Actually the team made a little behind the scenes video explaining some of the issues they faced if you’re curious. Like many adjacent AI content, the comments are quite critical of the whole effort — though not as powerful as the AI-assisted advertising we’ve seen demonstrated recently.
The last interesting aspect concerns copyright: If you ask Sora to give you a “Star Wars” clip, she will refuse. And if you try to top it off with “dressed up man with a lightsaber in a retro futuristic spaceship”, he’ll refuse too, as he somehow recognizes what you’re trying to do. He also refused to do an “Aronofsky-style shot” or a “Hitchcock zoom”.
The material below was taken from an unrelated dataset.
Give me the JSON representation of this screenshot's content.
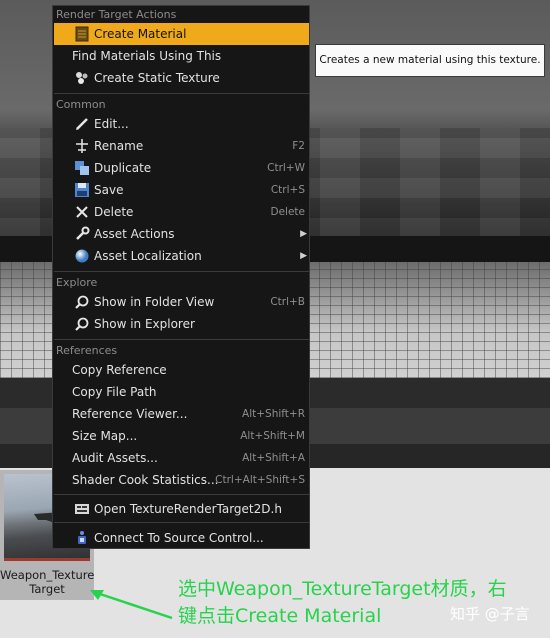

On the one hand, it makes perfect sense. But it begs the question: If Sora knows what these are, does that mean the model was trained in that content, the better to recognize that it’s infringing? OpenAI, which keeps its training data cards close to the vest — to the point of absurdity, like CTO Mira Murati’s interview with Joanna Stern — will almost certainly never tell us.
As for Sora and its use in filmmaking, it’s clearly a powerful and useful tool in its place, but its place is not “making movies out of whole cloth.” Yet. As another villain once said, “that comes later.”